I’m glad to be starting a new week… all of us have been dealing with colds (thankfully nothing too terrible, just drawn out), and I was able to get out and get some groceries yesterday, which we needed greatly! But we’re not talking about food today, we’re talking about walking as exercise…
Before we get started, I have to say once again that I am not a doctor, trainer, or professional in any way, and I can only give my opinion, not professional advice. Please consult your doctor before beginning any exercise program. You can read my full disclaimer here.
So anyway, today we’re taking a quick look at some of the perks of simply taking a walk as your form (or one of your forms) of exercise. I’ve mentioned walking a couple of times already in my posts on exercise… it’s an easy, gentle form of movement that doesn’t require special equipment or anything like that, and it’s also kid friendly!

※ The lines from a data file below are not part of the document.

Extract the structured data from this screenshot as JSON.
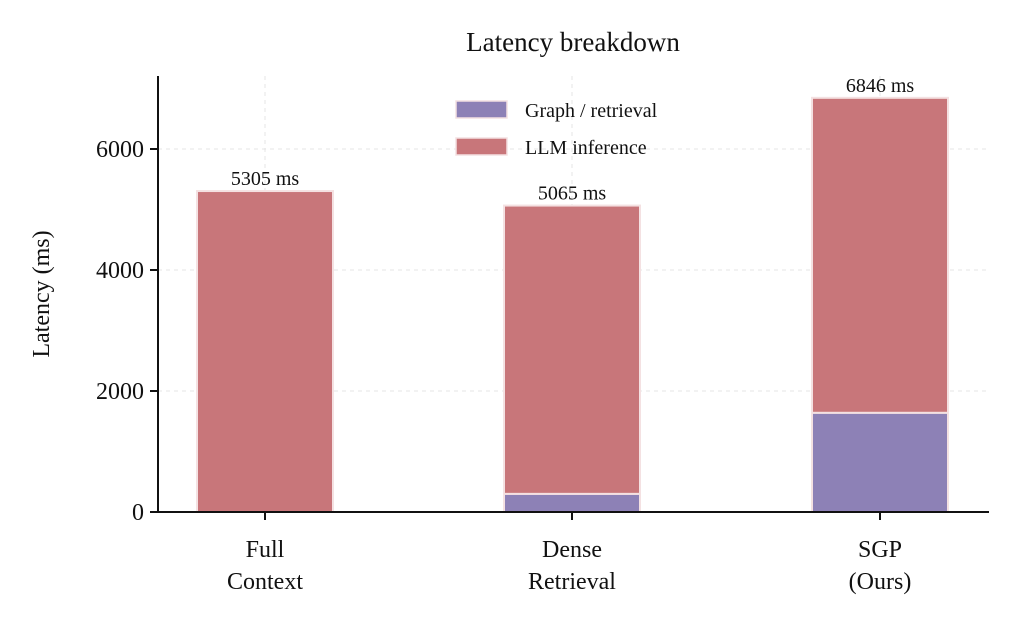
{
  "chart_data": {
    "type": "bar",
    "stacked": true,
    "title": "Latency breakdown",
    "ylabel": "Latency (ms)",
    "xlabel": "",
    "ylim": [
      0,
      7200
    ],
    "yticks": [
      0,
      2000,
      4000,
      6000
    ],
    "grid": true,
    "legend_position": "top-center",
    "categories": [
      [
        "Full",
        "Context"
      ],
      [
        "Dense",
        "Retrieval"
      ],
      [
        "SGP",
        "(Ours)"
      ]
    ],
    "series": [
      {
        "name": "Graph / retrieval",
        "color": "#8d81b6",
        "values": [
          0,
          300,
          1640
        ]
      },
      {
        "name": "LLM inference",
        "color": "#c8767a",
        "values": [
          5305,
          4765,
          5206
        ]
      }
    ],
    "totals": [
      5305,
      5065,
      6846
    ],
    "total_labels": [
      "5305 ms",
      "5065 ms",
      "6846 ms"
    ]
  }
}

Walking gets you outside, if you have a nice place to walk outdoors, and being out in the sunshine can increase your vitamin D levels, which I also mentioned in this post.
Walking is also good for pregnancy, as long as you’re not on bed rest, of course, since it’s gentle and doesn’t require twisting or odd movements that other workouts might include.
You can also use walking as a method of getting back into exercise after having your baby, and it can even help to heal diastis recti.
Getting your walk in can also be a good stress reliever, since it produces those good endorphins!
Of course, I believe there are benefits to including other forms of working out into your week, but walking is an easy one that you can begin to incorporate today!